While the project to legalize cannabis in Germany should be presented by the end of the year, the first economy in Europe began this month the hearings of more than 200 experts in addictions, medicine or law. to prepare for the legislative process.
In an interview with the German online news portal Web.de, Burkhard Blienert, Federal Government Commissioner for Addictions and Drugs, said that these consultations would pave the way for the presentation of a first piece of legislation for by October 2022, for first sales estimated on January 1, 2024, or even earlier.
Supply, the main stumbling block
Burkhard Niermann believes that one of the big problems the country will face is supplying the market from day one.
He declared to BusinessCann “The demand for 400 to 600 tons of dried flowers (per year) has to be met somehow. It will not be possible to cover this demand by national production, imports are necessary. »
“We must therefore find countries that share the same ideas and with which we can conclude international trade agreements, by legally modifying the regulations of the single conventions. »
The means by which Germany will legalize cannabis in the best respect of international and European conventions and regulations is proving to be a challenge.
Burkhard Blienert addressed this point in his interview on Web.de: “The protection of consumer health must be the focus. And no one can say anything against health protection.”

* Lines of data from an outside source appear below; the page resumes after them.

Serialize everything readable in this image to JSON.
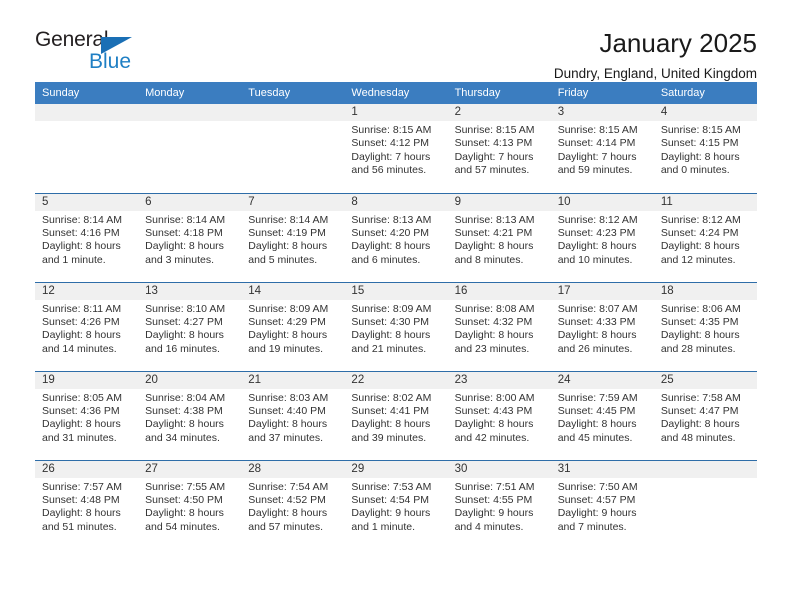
{
  "brand": {
    "name_top": "General",
    "name_bottom": "Blue",
    "accent_color": "#1f7fc4",
    "triangle_color": "#1a6fb5"
  },
  "header": {
    "title": "January 2025",
    "subtitle": "Dundry, England, United Kingdom"
  },
  "theme": {
    "header_row_bg": "#3b7dc0",
    "row_divider": "#2e6da8",
    "daynum_band_bg": "#f0f0f0",
    "text_color": "#333333"
  },
  "weekday_headers": [
    "Sunday",
    "Monday",
    "Tuesday",
    "Wednesday",
    "Thursday",
    "Friday",
    "Saturday"
  ],
  "weeks": [
    [
      {
        "day": "",
        "lines": []
      },
      {
        "day": "",
        "lines": []
      },
      {
        "day": "",
        "lines": []
      },
      {
        "day": "1",
        "lines": [
          "Sunrise: 8:15 AM",
          "Sunset: 4:12 PM",
          "Daylight: 7 hours",
          "and 56 minutes."
        ]
      },
      {
        "day": "2",
        "lines": [
          "Sunrise: 8:15 AM",
          "Sunset: 4:13 PM",
          "Daylight: 7 hours",
          "and 57 minutes."
        ]
      },
      {
        "day": "3",
        "lines": [
          "Sunrise: 8:15 AM",
          "Sunset: 4:14 PM",
          "Daylight: 7 hours",
          "and 59 minutes."
        ]
      },
      {
        "day": "4",
        "lines": [
          "Sunrise: 8:15 AM",
          "Sunset: 4:15 PM",
          "Daylight: 8 hours",
          "and 0 minutes."
        ]
      }
    ],
    [
      {
        "day": "5",
        "lines": [
          "Sunrise: 8:14 AM",
          "Sunset: 4:16 PM",
          "Daylight: 8 hours",
          "and 1 minute."
        ]
      },
      {
        "day": "6",
        "lines": [
          "Sunrise: 8:14 AM",
          "Sunset: 4:18 PM",
          "Daylight: 8 hours",
          "and 3 minutes."
        ]
      },
      {
        "day": "7",
        "lines": [
          "Sunrise: 8:14 AM",
          "Sunset: 4:19 PM",
          "Daylight: 8 hours",
          "and 5 minutes."
        ]
      },
      {
        "day": "8",
        "lines": [
          "Sunrise: 8:13 AM",
          "Sunset: 4:20 PM",
          "Daylight: 8 hours",
          "and 6 minutes."
        ]
      },
      {
        "day": "9",
        "lines": [
          "Sunrise: 8:13 AM",
          "Sunset: 4:21 PM",
          "Daylight: 8 hours",
          "and 8 minutes."
        ]
      },
      {
        "day": "10",
        "lines": [
          "Sunrise: 8:12 AM",
          "Sunset: 4:23 PM",
          "Daylight: 8 hours",
          "and 10 minutes."
        ]
      },
      {
        "day": "11",
        "lines": [
          "Sunrise: 8:12 AM",
          "Sunset: 4:24 PM",
          "Daylight: 8 hours",
          "and 12 minutes."
        ]
      }
    ],
    [
      {
        "day": "12",
        "lines": [
          "Sunrise: 8:11 AM",
          "Sunset: 4:26 PM",
          "Daylight: 8 hours",
          "and 14 minutes."
        ]
      },
      {
        "day": "13",
        "lines": [
          "Sunrise: 8:10 AM",
          "Sunset: 4:27 PM",
          "Daylight: 8 hours",
          "and 16 minutes."
        ]
      },
      {
        "day": "14",
        "lines": [
          "Sunrise: 8:09 AM",
          "Sunset: 4:29 PM",
          "Daylight: 8 hours",
          "and 19 minutes."
        ]
      },
      {
        "day": "15",
        "lines": [
          "Sunrise: 8:09 AM",
          "Sunset: 4:30 PM",
          "Daylight: 8 hours",
          "and 21 minutes."
        ]
      },
      {
        "day": "16",
        "lines": [
          "Sunrise: 8:08 AM",
          "Sunset: 4:32 PM",
          "Daylight: 8 hours",
          "and 23 minutes."
        ]
      },
      {
        "day": "17",
        "lines": [
          "Sunrise: 8:07 AM",
          "Sunset: 4:33 PM",
          "Daylight: 8 hours",
          "and 26 minutes."
        ]
      },
      {
        "day": "18",
        "lines": [
          "Sunrise: 8:06 AM",
          "Sunset: 4:35 PM",
          "Daylight: 8 hours",
          "and 28 minutes."
        ]
      }
    ],
    [
      {
        "day": "19",
        "lines": [
          "Sunrise: 8:05 AM",
          "Sunset: 4:36 PM",
          "Daylight: 8 hours",
          "and 31 minutes."
        ]
      },
      {
        "day": "20",
        "lines": [
          "Sunrise: 8:04 AM",
          "Sunset: 4:38 PM",
          "Daylight: 8 hours",
          "and 34 minutes."
        ]
      },
      {
        "day": "21",
        "lines": [
          "Sunrise: 8:03 AM",
          "Sunset: 4:40 PM",
          "Daylight: 8 hours",
          "and 37 minutes."
        ]
      },
      {
        "day": "22",
        "lines": [
          "Sunrise: 8:02 AM",
          "Sunset: 4:41 PM",
          "Daylight: 8 hours",
          "and 39 minutes."
        ]
      },
      {
        "day": "23",
        "lines": [
          "Sunrise: 8:00 AM",
          "Sunset: 4:43 PM",
          "Daylight: 8 hours",
          "and 42 minutes."
        ]
      },
      {
        "day": "24",
        "lines": [
          "Sunrise: 7:59 AM",
          "Sunset: 4:45 PM",
          "Daylight: 8 hours",
          "and 45 minutes."
        ]
      },
      {
        "day": "25",
        "lines": [
          "Sunrise: 7:58 AM",
          "Sunset: 4:47 PM",
          "Daylight: 8 hours",
          "and 48 minutes."
        ]
      }
    ],
    [
      {
        "day": "26",
        "lines": [
          "Sunrise: 7:57 AM",
          "Sunset: 4:48 PM",
          "Daylight: 8 hours",
          "and 51 minutes."
        ]
      },
      {
        "day": "27",
        "lines": [
          "Sunrise: 7:55 AM",
          "Sunset: 4:50 PM",
          "Daylight: 8 hours",
          "and 54 minutes."
        ]
      },
      {
        "day": "28",
        "lines": [
          "Sunrise: 7:54 AM",
          "Sunset: 4:52 PM",
          "Daylight: 8 hours",
          "and 57 minutes."
        ]
      },
      {
        "day": "29",
        "lines": [
          "Sunrise: 7:53 AM",
          "Sunset: 4:54 PM",
          "Daylight: 9 hours",
          "and 1 minute."
        ]
      },
      {
        "day": "30",
        "lines": [
          "Sunrise: 7:51 AM",
          "Sunset: 4:55 PM",
          "Daylight: 9 hours",
          "and 4 minutes."
        ]
      },
      {
        "day": "31",
        "lines": [
          "Sunrise: 7:50 AM",
          "Sunset: 4:57 PM",
          "Daylight: 9 hours",
          "and 7 minutes."
        ]
      },
      {
        "day": "",
        "lines": []
      }
    ]
  ]
}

He added: “Across Europe we have a debate about how to deal with cannabis. This is why we are also putting the international question on the agenda of the consultation process. We need a solution as to how the whole can be organized within the framework of European and international law. »

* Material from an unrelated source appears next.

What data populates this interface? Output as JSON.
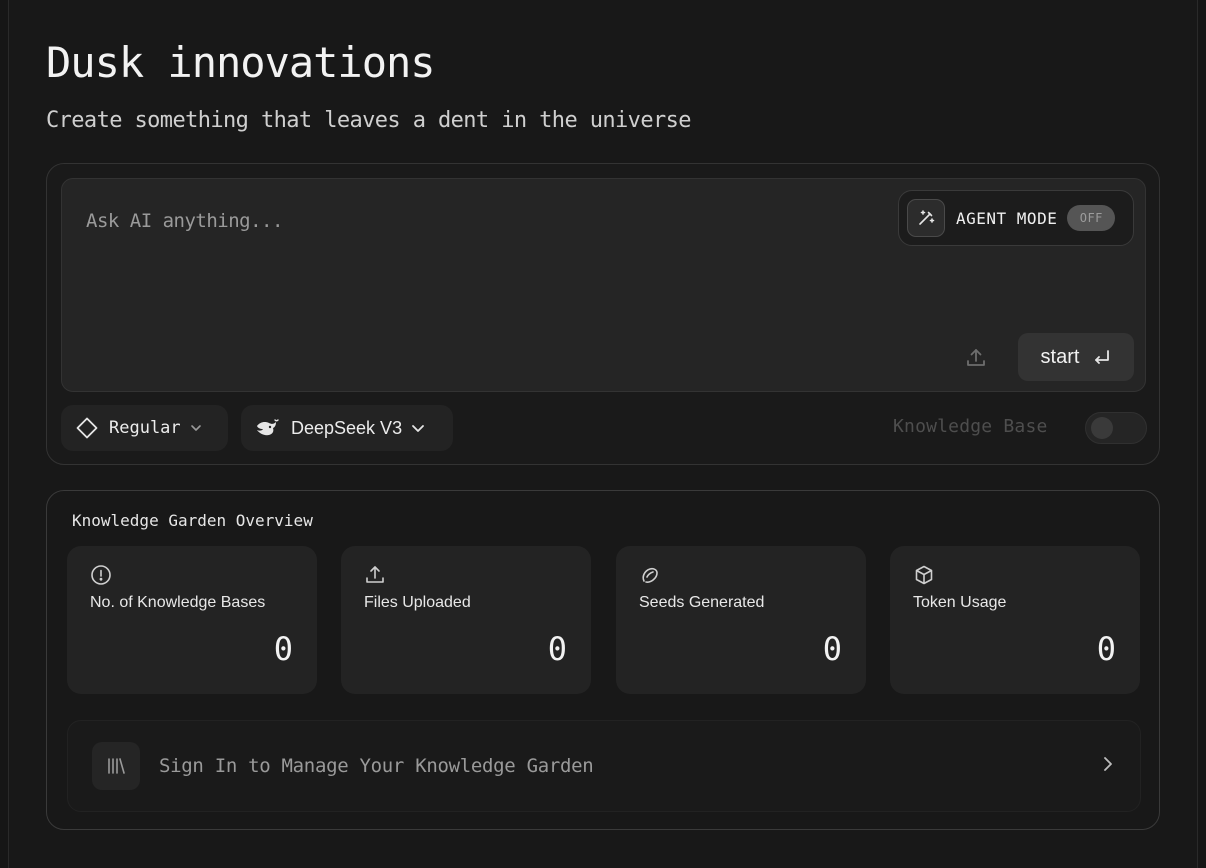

“It will represent a huge diplomatic effort for German government authorities, in particular to convince member states and EU officials that a licensed supply chain would not violate EU regulations. »
When Canada and Uruguay legalized cannabis for adult use, they were threatened with sanctions by the International Narcotics Control Board, without any punitive measures being taken.
In a recent report, Kenzi Riboulet-Zemouli highlighted the potential leeway in international conventions to allow countries to regulate uses other than medical and research.